Monday, October 10, 2005
There was celebration aplenty Friday night at the Barns at Wolf Trap: The Moscow Chamber Orchestra is marking its 50th season, the Barns its 25th.
The 17-member MCO retains almost the precision of a well-drilled string quartet. Yet it sounded as resonant as a much larger ensemble, thanks to the acoustics of Wolf Trap's 1731 barn-turned-concert-hall. Conductor Constantine Orbelian brightened the evening immediately with Grieg's "Holberg Suite," which featured warm sound, unusually clear pizzicati and especially fine cello playing.
Principal cellist Alexander Zagorinsky brought great warmth and richness of tone to Tchaikovsky's Pezzo Capriccioso in B Minor, handling its dramatic opening and difficult scurrying runs with equal ease.
Shostakovich's anguished Chamber Symphony in C Minor, an arrangement of his String Quartet No. 8 by MCO founder Rudolf Barshai, darkened the mood considerably. This is taut, dour music, filled with self-quotations and bits of Wagner and Tchaikovsky -- assembled as autobiography, not pastiche. The MCO's precise playing perfectly suited this compressed, angular work.
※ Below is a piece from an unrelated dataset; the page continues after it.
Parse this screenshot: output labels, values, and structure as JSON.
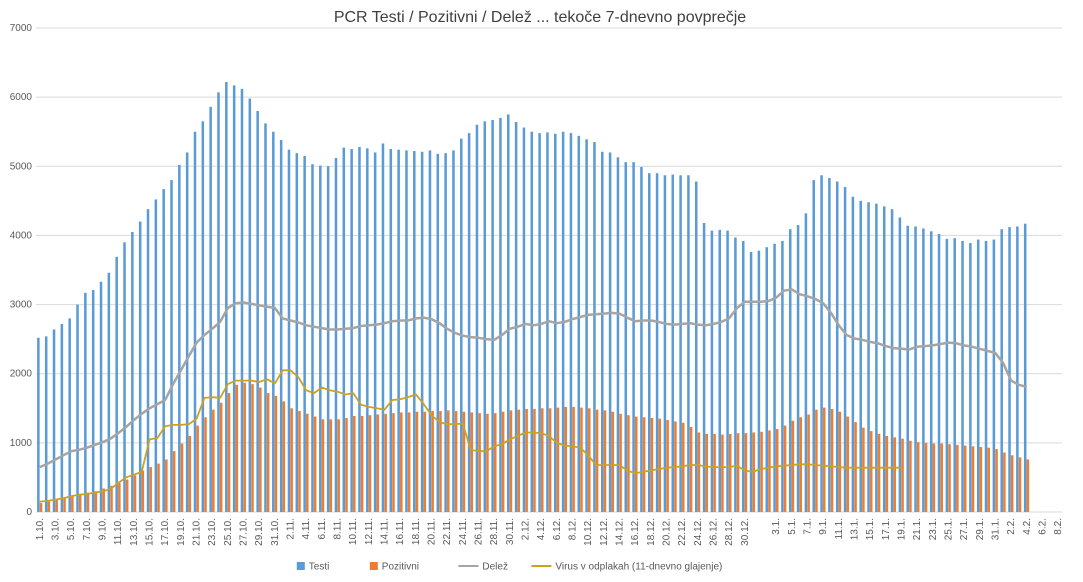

Barshai's arrangement of Prokofiev's five piano trifles, "Visions Fugitives," opened the second half with fine ensemble work and more excellent pizzicati. Then came an amazingly lush Tchaikovsky Serenade for Strings. The waltz was played with wonderful lilt and delicacy, the cellos' sound had the richness of melted butter in the "Elegie," and the precision of the speedy finale was remarkable. It was as if there were magic in the wood -- both the wood of the instruments and that of the Barns.